Stability index is a classic example, where Dev, Ops, and Business are opinionated from their own perspective, however, the organization is better off creating a blend, instead of relying on any one. Hence, create an organizational index for stability that is impartial.
Code quality index
Another example where different viewpoints need to be factored in is code quality. Some say the quality of our code is reflected by code coverage measured by unit tests, while others say it is cyclomatic complexity. Standard static analyzers report code duplication, security vulnerabilities, and potential memory leaks. All these are true measures of code quality and hence create an index where all these, and possibly others, play a role.
Business KPIs vs. technical KPIs
Another popular KPI that organizations like to keep an eye on is the value delivered in a sprint. A common bad practice is to record the number of releases, which by themselves don’t add value. You could move bits from point A to point B without moving the needle for your business, and that’s not good enough. Some organizations measure the number of tests freshly added in that sprint or the total number of tests executed, and those do not reflect business results either, just engineering effort. The value delivered in a sprint has to be relevant to business.
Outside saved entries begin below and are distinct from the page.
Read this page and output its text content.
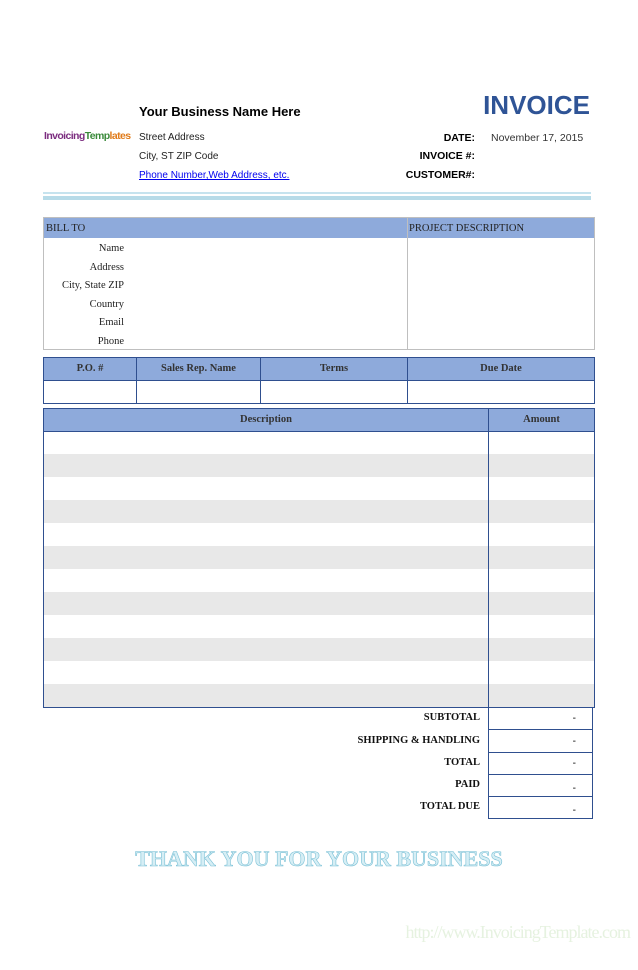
InvoicingTemplates
Your Business Name Here
Street Address
City, ST ZIP Code
Phone Number,Web Address, etc.
INVOICE
DATE: November 17, 2015
INVOICE #:
CUSTOMER#:
BILL TO	PROJECT DESCRIPTION
Name
Address
City, State ZIP
Country
Email
Phone
P.O. #	Sales Rep. Name	Terms	Due Date
Description	Amount
SUBTOTAL	-
SHIPPING & HANDLING	-
TOTAL	-
PAID	-
TOTAL DUE	-
THANK YOU FOR YOUR BUSINESS
http://www.InvoicingTemplate.com
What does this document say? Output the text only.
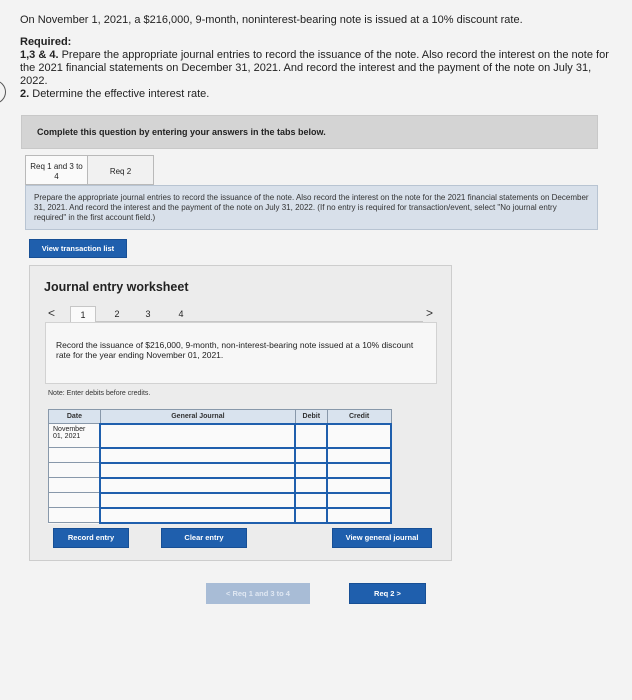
On November 1, 2021, a $216,000, 9-month, noninterest-bearing note is issued at a 10% discount rate.
Required:
1,3 & 4. Prepare the appropriate journal entries to record the issuance of the note. Also record the interest on the note for the 2021 financial statements on December 31, 2021. And record the interest and the payment of the note on July 31, 2022.
2. Determine the effective interest rate.
Complete this question by entering your answers in the tabs below.
Req 1 and 3 to
4
Req 2
Prepare the appropriate journal entries to record the issuance of the note. Also record the interest on the note for the 2021 financial statements on December 31, 2021. And record the interest and the payment of the note on July 31, 2022. (If no entry is required for transaction/event, select "No journal entry required" in the first account field.)
View transaction list
Journal entry worksheet
<	1	2	3	4	>
Record the issuance of $216,000, 9-month, non-interest-bearing note issued at a 10% discount rate for the year ending November 01, 2021.
Note: Enter debits before credits.
Date	General Journal	Debit	Credit

November
01, 2021			

Record entry	Clear entry	View general journal
< Req 1 and 3 to 4	Req 2 >
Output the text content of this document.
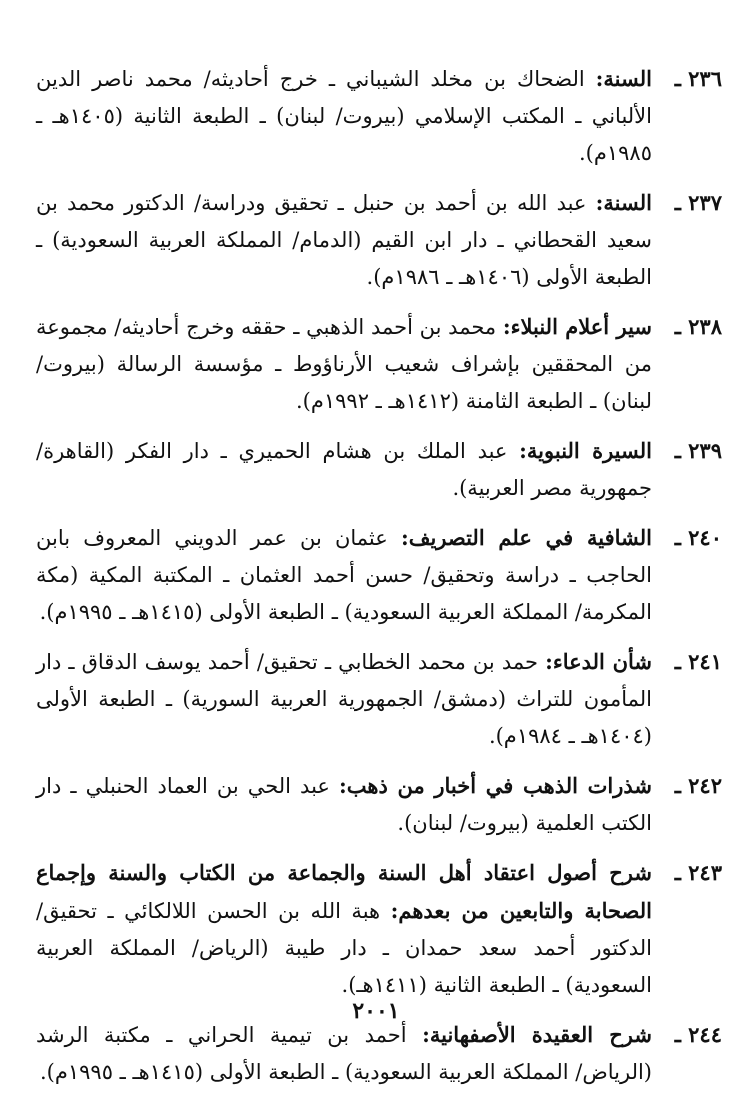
٢٣٦ ـ
السنة: الضحاك بن مخلد الشيباني ـ خرج أحاديثه/ محمد ناصر الدين الألباني ـ المكتب الإسلامي (بيروت/ لبنان) ـ الطبعة الثانية (١٤٠٥هـ ـ ١٩٨٥م).
٢٣٧ ـ
السنة: عبد الله بن أحمد بن حنبل ـ تحقيق ودراسة/ الدكتور محمد بن سعيد القحطاني ـ دار ابن القيم (الدمام/ المملكة العربية السعودية) ـ الطبعة الأولى (١٤٠٦هـ ـ ١٩٨٦م).
٢٣٨ ـ
سير أعلام النبلاء: محمد بن أحمد الذهبي ـ حققه وخرج أحاديثه/ مجموعة من المحققين بإشراف شعيب الأرناؤوط ـ مؤسسة الرسالة (بيروت/ لبنان) ـ الطبعة الثامنة (١٤١٢هـ ـ ١٩٩٢م).
٢٣٩ ـ
السيرة النبوية: عبد الملك بن هشام الحميري ـ دار الفكر (القاهرة/ جمهورية مصر العربية).
٢٤٠ ـ
الشافية في علم التصريف: عثمان بن عمر الدويني المعروف بابن الحاجب ـ دراسة وتحقيق/ حسن أحمد العثمان ـ المكتبة المكية (مكة المكرمة/ المملكة العربية السعودية) ـ الطبعة الأولى (١٤١٥هـ ـ ١٩٩٥م).
٢٤١ ـ
شأن الدعاء: حمد بن محمد الخطابي ـ تحقيق/ أحمد يوسف الدقاق ـ دار المأمون للتراث (دمشق/ الجمهورية العربية السورية) ـ الطبعة الأولى (١٤٠٤هـ ـ ١٩٨٤م).
٢٤٢ ـ
شذرات الذهب في أخبار من ذهب: عبد الحي بن العماد الحنبلي ـ دار الكتب العلمية (بيروت/ لبنان).
٢٤٣ ـ
شرح أصول اعتقاد أهل السنة والجماعة من الكتاب والسنة وإجماع الصحابة والتابعين من بعدهم: هبة الله بن الحسن اللالكائي ـ تحقيق/ الدكتور أحمد سعد حمدان ـ دار طيبة (الرياض/ المملكة العربية السعودية) ـ الطبعة الثانية (١٤١١هـ).
٢٤٤ ـ
شرح العقيدة الأصفهانية: أحمد بن تيمية الحراني ـ مكتبة الرشد (الرياض/ المملكة العربية السعودية) ـ الطبعة الأولى (١٤١٥هـ ـ ١٩٩٥م).
٢٠٠١
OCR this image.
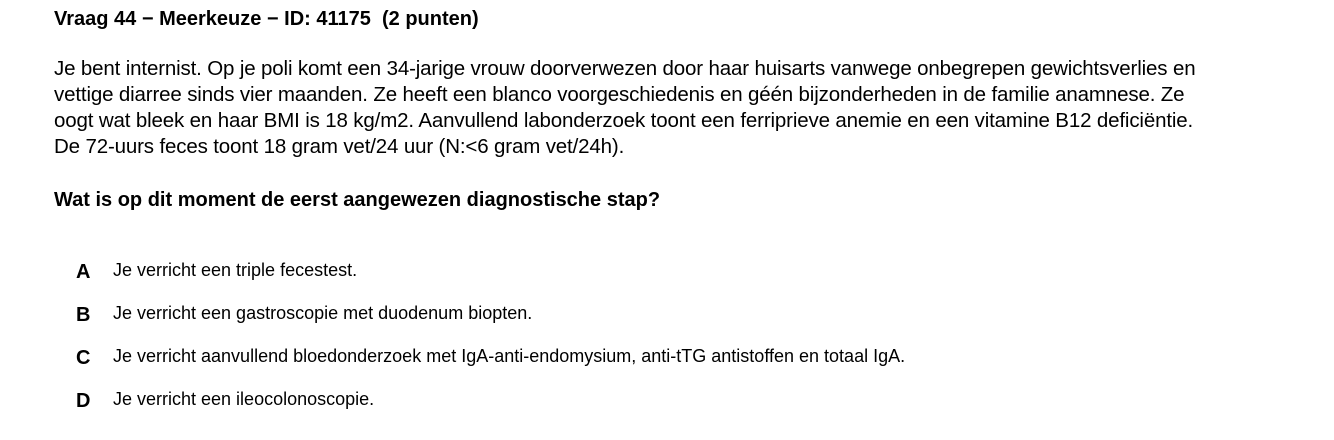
Vraag 44 − Meerkeuze − ID: 41175  (2 punten)
Je bent internist. Op je poli komt een 34-jarige vrouw doorverwezen door haar huisarts vanwege onbegrepen gewichtsverlies en
vettige diarree sinds vier maanden. Ze heeft een blanco voorgeschiedenis en géén bijzonderheden in de familie anamnese. Ze
oogt wat bleek en haar BMI is 18 kg/m2. Aanvullend labonderzoek toont een ferriprieve anemie en een vitamine B12 deficiëntie.
De 72-uurs feces toont 18 gram vet/24 uur (N:<6 gram vet/24h).
Wat is op dit moment de eerst aangewezen diagnostische stap?
A	Je verricht een triple fecestest.
B	Je verricht een gastroscopie met duodenum biopten.
C	Je verricht aanvullend bloedonderzoek met IgA-anti-endomysium, anti-tTG antistoffen en totaal IgA.
D	Je verricht een ileocolonoscopie.
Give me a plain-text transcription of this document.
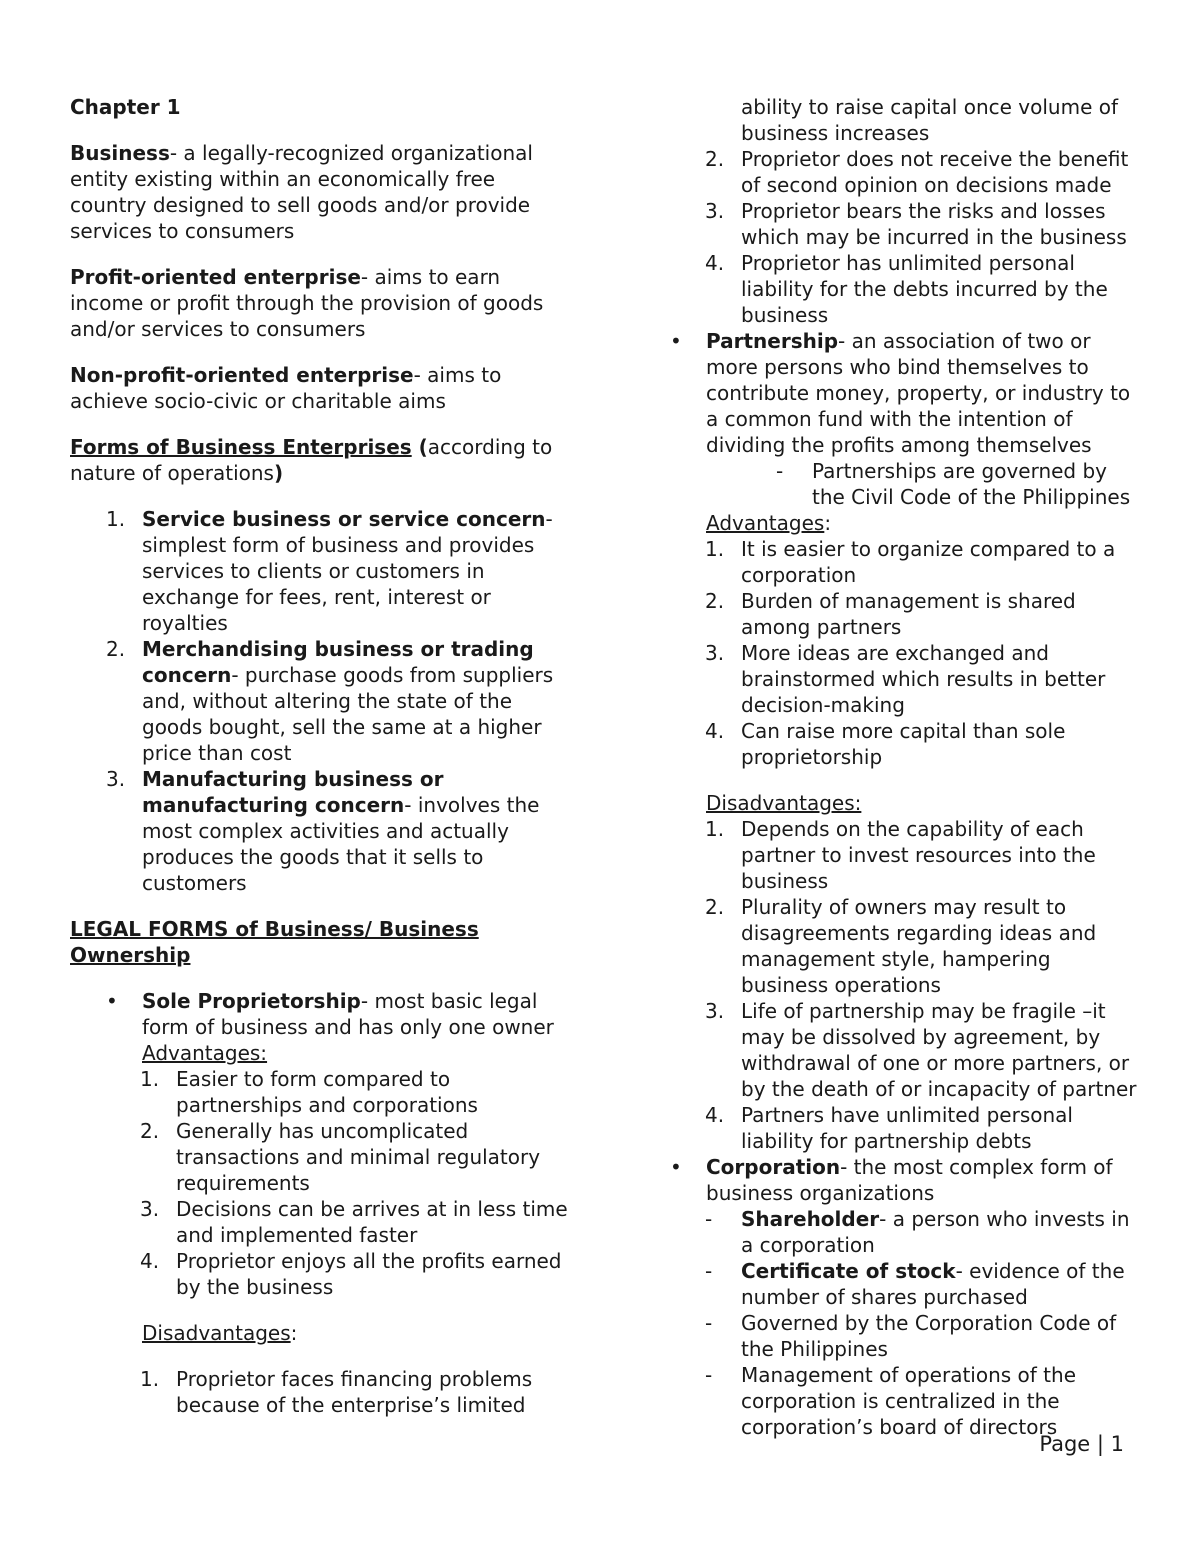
Chapter 1

Business- a legally-recognized organizational entity existing within an economically free country designed to sell goods and/or provide services to consumers

Profit-oriented enterprise- aims to earn income or profit through the provision of goods and/or services to consumers

Non-profit-oriented enterprise- aims to achieve socio-civic or charitable aims

Forms of Business Enterprises (according to nature of operations)

1. Service business or service concern- simplest form of business and provides services to clients or customers in exchange for fees, rent, interest or royalties
2. Merchandising business or trading concern- purchase goods from suppliers and, without altering the state of the goods bought, sell the same at a higher price than cost
3. Manufacturing business or manufacturing concern- involves the most complex activities and actually produces the goods that it sells to customers

LEGAL FORMS of Business/ Business Ownership

•	Sole Proprietorship- most basic legal form of business and has only one owner

Advantages:

1. Easier to form compared to partnerships and corporations
2. Generally has uncomplicated transactions and minimal regulatory requirements
3. Decisions can be arrives at in less time and implemented faster
4. Proprietor enjoys all the profits earned by the business

Disadvantages:

1. Proprietor faces financing problems because of the enterprise’s limited

ability to raise capital once volume of business increases

2. Proprietor does not receive the benefit of second opinion on decisions made
3. Proprietor bears the risks and losses which may be incurred in the business
4. Proprietor has unlimited personal liability for the debts incurred by the business
•	Partnership- an association of two or more persons who bind themselves to contribute money, property, or industry to a common fund with the intention of dividing the profits among themselves
- Partnerships are governed by the Civil Code of the Philippines

Advantages:

1. It is easier to organize compared to a corporation
2. Burden of management is shared among partners
3. More ideas are exchanged and brainstormed which results in better decision-making
4. Can raise more capital than sole proprietorship

Disadvantages:

1. Depends on the capability of each partner to invest resources into the business
2. Plurality of owners may result to disagreements regarding ideas and management style, hampering business operations
3. Life of partnership may be fragile –it may be dissolved by agreement, by withdrawal of one or more partners, or by the death of or incapacity of partner
4. Partners have unlimited personal liability for partnership debts
•	Corporation- the most complex form of business organizations
- Shareholder- a person who invests in a corporation
- Certificate of stock- evidence of the number of shares purchased
- Governed by the Corporation Code of the Philippines
- Management of operations of the corporation is centralized in the corporation’s board of directors
Page | 1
A couple of examples of business KPIs could be the number of customer acquisitions in the last quarter and the number of advertisement clicks in the last month. Pipelines do not directly influence these business metrics. The only reason we try to map business KPIs to technical KPIs is to understand the relationship of technical craftsmanship to business goals.
Business KPIs when mapped to pipelines also help us calculate the RoI (return on investment) of pipelines. Leadership teams use these metrics to understand possible areas of improvement and to plan for budget.
Embark on your journey
Don’t waste time debating whether continuous delivery is right for you, or whether continuous integration is enough, or if continuous deployment is your seventh heaven. Now is the time to find out. If you shy away now, and later your business runs out of steam, you will have only yourself to blame. This isn’t so much about where you are in this journey. The fact that you have embarked on this journey will open up avenues of opportunities for your team to continuously improve! It will broaden your horizon by helping you experiment without fear. And if you factor in your employees who won't burn out due to "midnight oil" releases, and people who get to work on making their own worlds better instead of propping up a building that's constantly falling apart, the value becomes obvious. Would you agree?